Transition from endothermic to exothermic dissolution of hydroxyapatite Ca5(PO4)3OH–johnbaumite Ca5(AsO4)3OH solid solution series at temperatures ranging from 5 to 65 °C

Abstract

Five crystalline members of the hydroxyapatite (HAP; Ca5(PO4)3OH)–johnbaumite (JBM; Ca5(AsO4)3OH) series were crystallized at alkaline pH from aqueous solutions and used in dissolution experiments at 5, 25, 45, and 65°C. Equilibrium was established within three months. Dissolution was slightly incongruent, particularly at the high-P end of the series.

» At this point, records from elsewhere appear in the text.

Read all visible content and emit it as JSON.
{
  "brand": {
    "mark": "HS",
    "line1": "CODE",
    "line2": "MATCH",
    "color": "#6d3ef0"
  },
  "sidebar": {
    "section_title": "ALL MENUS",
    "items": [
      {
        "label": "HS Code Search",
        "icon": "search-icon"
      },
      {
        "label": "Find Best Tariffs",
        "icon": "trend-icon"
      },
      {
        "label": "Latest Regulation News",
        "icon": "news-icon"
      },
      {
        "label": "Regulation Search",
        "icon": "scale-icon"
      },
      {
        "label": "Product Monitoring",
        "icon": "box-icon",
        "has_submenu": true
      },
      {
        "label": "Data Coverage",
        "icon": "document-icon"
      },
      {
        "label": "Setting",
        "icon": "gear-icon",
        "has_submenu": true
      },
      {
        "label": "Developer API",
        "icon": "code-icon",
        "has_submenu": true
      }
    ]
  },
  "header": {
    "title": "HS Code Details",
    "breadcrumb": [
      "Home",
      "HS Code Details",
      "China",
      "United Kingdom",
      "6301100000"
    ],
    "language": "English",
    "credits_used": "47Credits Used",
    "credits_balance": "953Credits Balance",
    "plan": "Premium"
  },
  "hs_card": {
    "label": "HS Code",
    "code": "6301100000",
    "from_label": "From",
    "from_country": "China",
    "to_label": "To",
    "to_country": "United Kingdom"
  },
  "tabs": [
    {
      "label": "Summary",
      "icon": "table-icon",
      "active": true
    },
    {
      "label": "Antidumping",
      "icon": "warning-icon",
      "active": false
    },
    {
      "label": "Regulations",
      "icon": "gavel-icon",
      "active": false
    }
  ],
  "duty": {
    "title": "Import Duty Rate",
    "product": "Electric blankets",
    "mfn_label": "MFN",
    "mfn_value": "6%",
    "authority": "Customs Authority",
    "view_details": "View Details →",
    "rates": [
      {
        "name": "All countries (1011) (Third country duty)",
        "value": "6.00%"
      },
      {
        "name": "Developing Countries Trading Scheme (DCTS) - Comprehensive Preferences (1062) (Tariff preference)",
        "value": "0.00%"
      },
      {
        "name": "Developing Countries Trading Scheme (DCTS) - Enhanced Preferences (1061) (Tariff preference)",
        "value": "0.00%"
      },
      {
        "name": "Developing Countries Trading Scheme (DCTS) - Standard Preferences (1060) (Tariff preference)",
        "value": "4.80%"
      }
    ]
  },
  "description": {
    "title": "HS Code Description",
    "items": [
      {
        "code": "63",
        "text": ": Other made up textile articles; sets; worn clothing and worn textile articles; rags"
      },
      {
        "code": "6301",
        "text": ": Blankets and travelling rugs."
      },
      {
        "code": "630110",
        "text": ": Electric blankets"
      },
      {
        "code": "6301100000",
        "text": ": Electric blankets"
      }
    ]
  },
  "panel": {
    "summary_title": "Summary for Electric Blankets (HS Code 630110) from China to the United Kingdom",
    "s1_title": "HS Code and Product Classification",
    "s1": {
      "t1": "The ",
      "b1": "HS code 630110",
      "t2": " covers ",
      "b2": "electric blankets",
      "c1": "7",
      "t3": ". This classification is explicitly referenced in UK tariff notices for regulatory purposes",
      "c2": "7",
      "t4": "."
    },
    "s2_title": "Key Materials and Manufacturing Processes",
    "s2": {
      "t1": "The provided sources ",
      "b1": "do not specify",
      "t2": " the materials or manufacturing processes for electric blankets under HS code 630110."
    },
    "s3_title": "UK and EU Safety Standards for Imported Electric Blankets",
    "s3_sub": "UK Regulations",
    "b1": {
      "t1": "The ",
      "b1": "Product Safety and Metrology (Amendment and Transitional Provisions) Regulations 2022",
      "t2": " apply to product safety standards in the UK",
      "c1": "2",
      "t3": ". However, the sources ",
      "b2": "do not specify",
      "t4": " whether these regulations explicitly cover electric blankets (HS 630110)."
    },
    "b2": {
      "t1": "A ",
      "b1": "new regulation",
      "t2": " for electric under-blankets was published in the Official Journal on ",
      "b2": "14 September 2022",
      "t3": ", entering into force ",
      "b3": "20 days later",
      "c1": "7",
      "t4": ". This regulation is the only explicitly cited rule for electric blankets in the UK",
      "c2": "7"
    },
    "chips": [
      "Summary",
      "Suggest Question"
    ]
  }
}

For the first time, the Gibbs free energy of formation ∆G0f, enthalpy of formation ∆H0f, entropy of formation S0f, and specific heat of formation Copf were determined for HAP–JBM solid solution series. Based on the dissolution reaction, Ca5(AsO4)m(PO4)3−mOH = 5Ca2+(aq) + mAsO43−(aq) + (3 − m)PO43−(aq) + OH−(aq), their solubility product Ksp,298.15 was determined. Substitution of arsenic (As) for phosphorus (P) in the structure of apatite resulted in a linear increase in the value of Ksp: from HAP logKsp,298.15 = −57.90 ± 1.57 to JBM logKsp,298.15 = −39.22 ± 0.56. The temperature dependence of dissolution in this solid solution series is very specific; in the temperature range of 5°C to 65°C, the enthalpy of dissolution ∆Hr varied around 0. For HAP, the dissolution reaction at 5°C and 25°C was endothermic, which transitioned at around 40°C and became exothermic at 45°C and 65°C.